1Cet ouvrage collectif est le résultat d’un colloque international pluridisciplinaire organisé à Toulouse en 2013 et intitulé « E-réputation et traces numériques : dimensions instrumentales et enjeux de société ». Reposant sur le constat suivant : « L’e-réputation n’est pas une mode, c’est un phénomène qui est amené à s’inscrire durablement dans notre vie quotidienne. L’e-réputation n’est pas uniquement un outil, une promesse opérationnelle pour investir des marchés, c’est un enjeu de société » (p. 7) énoncé par Christophe Alcantara, l’ouvrage se veut un lieu de dialogue et de réflexion sur la notion d’« e-réputation ». Aussi met-il en regard un ensemble de contributions émanant d’auteurs aux origines disciplinaires plurielles : sciences de l’information et de la communication, droit, sociologie, etc.
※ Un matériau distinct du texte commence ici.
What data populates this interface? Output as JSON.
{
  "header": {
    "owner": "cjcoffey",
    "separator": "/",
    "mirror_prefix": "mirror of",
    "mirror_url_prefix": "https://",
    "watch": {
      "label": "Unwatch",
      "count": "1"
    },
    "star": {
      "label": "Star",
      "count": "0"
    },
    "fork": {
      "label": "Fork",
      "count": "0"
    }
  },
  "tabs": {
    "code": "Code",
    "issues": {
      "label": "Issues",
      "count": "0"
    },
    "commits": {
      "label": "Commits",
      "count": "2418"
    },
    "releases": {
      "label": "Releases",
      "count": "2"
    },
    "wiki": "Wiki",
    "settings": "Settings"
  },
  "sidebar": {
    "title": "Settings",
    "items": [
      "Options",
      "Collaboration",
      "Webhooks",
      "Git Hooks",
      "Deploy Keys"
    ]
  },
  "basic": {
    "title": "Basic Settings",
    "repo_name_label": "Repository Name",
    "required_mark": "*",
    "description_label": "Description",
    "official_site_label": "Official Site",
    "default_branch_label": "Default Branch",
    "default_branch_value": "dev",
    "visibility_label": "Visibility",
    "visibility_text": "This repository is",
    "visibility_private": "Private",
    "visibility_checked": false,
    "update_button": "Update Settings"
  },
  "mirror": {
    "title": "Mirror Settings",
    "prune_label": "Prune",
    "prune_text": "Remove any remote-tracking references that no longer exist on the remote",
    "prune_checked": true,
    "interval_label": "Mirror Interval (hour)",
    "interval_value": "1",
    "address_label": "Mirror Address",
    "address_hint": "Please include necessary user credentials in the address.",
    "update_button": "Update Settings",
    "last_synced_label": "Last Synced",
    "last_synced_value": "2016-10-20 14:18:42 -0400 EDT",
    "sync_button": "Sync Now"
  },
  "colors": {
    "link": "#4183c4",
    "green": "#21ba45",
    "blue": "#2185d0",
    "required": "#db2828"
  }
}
2Cette recherche de dialogue et de pluridisciplinarité se retrouve aussi dans le choix des objets et des perspectives de recherche qui sont autant d’éléments structurants dans l’organisation de l’ouvrage. Ce dernier comprend deux parties, dont la première se veut épistémologique. Elle vise à investiguer les sens de l’e-réputation à travers deux entrées complémentaires : des cadres d’analyses et conceptuels et des cadres juridiques. La seconde partie interroge les dimensions opérationnelles de l’e-réputation : la notion est ancrée dans la praxis et l’ouvrage semble vouloir poser les jalons d’une prise en compte d’une pragmatique de l’e-réputation. Nous en donnerons d’abord ici une approche générale.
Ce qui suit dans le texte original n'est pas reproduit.